RE: FreeBSD's embedded agenda

From: James Mansion <james_at_wgold.demon.co.uk>
Date: Sat, 27 May 2006 13:27:25 +0100
>On the other hand, if you're building an embedded system for a lunar
>lander for Apollo 13, or a real time control system, then I would argue
>that you should squeeze in as many engineering cycles as you can,
>because a dependable system is only as robust as its weakest link.

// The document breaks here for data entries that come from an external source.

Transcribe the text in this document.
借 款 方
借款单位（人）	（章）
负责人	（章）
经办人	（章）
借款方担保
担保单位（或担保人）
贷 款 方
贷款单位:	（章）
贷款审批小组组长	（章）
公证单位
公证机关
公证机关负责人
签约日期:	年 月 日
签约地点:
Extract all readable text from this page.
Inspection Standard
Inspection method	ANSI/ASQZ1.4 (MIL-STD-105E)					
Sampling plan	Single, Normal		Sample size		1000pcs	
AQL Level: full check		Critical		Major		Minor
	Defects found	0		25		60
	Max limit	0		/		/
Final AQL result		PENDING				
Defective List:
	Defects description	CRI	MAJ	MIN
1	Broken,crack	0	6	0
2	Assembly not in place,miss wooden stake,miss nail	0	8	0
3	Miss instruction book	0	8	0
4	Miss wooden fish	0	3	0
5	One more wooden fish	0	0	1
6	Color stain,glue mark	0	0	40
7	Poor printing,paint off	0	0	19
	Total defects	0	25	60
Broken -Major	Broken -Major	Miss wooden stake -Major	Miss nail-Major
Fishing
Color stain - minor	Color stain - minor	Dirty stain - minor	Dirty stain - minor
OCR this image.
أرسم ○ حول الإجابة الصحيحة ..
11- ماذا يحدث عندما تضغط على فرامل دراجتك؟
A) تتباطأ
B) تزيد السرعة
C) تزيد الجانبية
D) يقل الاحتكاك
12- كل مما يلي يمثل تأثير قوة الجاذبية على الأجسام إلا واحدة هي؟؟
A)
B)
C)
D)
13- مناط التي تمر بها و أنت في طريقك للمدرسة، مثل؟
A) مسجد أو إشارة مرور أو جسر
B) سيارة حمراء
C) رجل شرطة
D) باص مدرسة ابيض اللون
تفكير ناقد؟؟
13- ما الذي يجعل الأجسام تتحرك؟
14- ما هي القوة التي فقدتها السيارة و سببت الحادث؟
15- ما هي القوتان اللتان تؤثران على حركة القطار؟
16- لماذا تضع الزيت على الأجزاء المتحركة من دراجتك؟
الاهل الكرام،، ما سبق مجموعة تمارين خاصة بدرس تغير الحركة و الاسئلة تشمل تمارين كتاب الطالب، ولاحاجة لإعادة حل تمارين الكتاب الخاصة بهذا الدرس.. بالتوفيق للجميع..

I disagree.  What you are building does not change the truism.  All that
happens is that 'good enough' has a more stringent definition - that's
the whole point.

>Having said that, I don't think James initially knew that a CF does
>wear-levelling - so perhaps he doesn't have that much direct experience
>with these devices.

I thought I made the point that I believe many do.  But once again the
issue here is not whether the do or not, its whether wear-levelling
is a requirement.  A modern flash device will handle many updates
per sector, and a device that runs from flash is presumably intended
not to be update-heavy.  So long as you don't perform unnecessary
housekeeping IO's such as flushing access times frequently, then
you'll generally be fine.  Do the maths.  Systems tend to update
/tmp and /var quite a lot, even then if you can avoid flushing the
sectors with directories and delaying them, then you can get
to a the point where the design life is not limited by the flash
device.

>Putting on my selfish hat I'd love to have a filesystem that could run
>directly on raw flash.

Why?  Lets remember we're talking about an embedded system that can be
sensibly implemented with a general purpose OS.  I'd put it to you that
normally where this is very desirable, its because the run rate is
quite low so the project overall is very sensitive to ease and cost of
development.  But if the run rate is low, then you also need to consider
what hardware will be available in volume at go-live, and CF-to-IDE
is very cheap now in conjunction with system-on-a-chip designs for
set top boxes.  For big bulk, we have PIC, Atmel, Rabbit, and assorted
80186 designs (including one very cute thing I saw built into an
ethernet PHY)

If you really must wear level, then why not access through a layer that
divides the whole CF into 'n' partitions, uses 'n-1' of them, re-
presents the 'n-1' through a RAID0-like mapping, and allows the logical
sector 0 in each partition to be changed (with wrap-around).

Then you can use a real filesystem on top of the block-mapping layer,
and the mapper can move the hotspot around the disk much as a RAID
array can rebuild under a real system.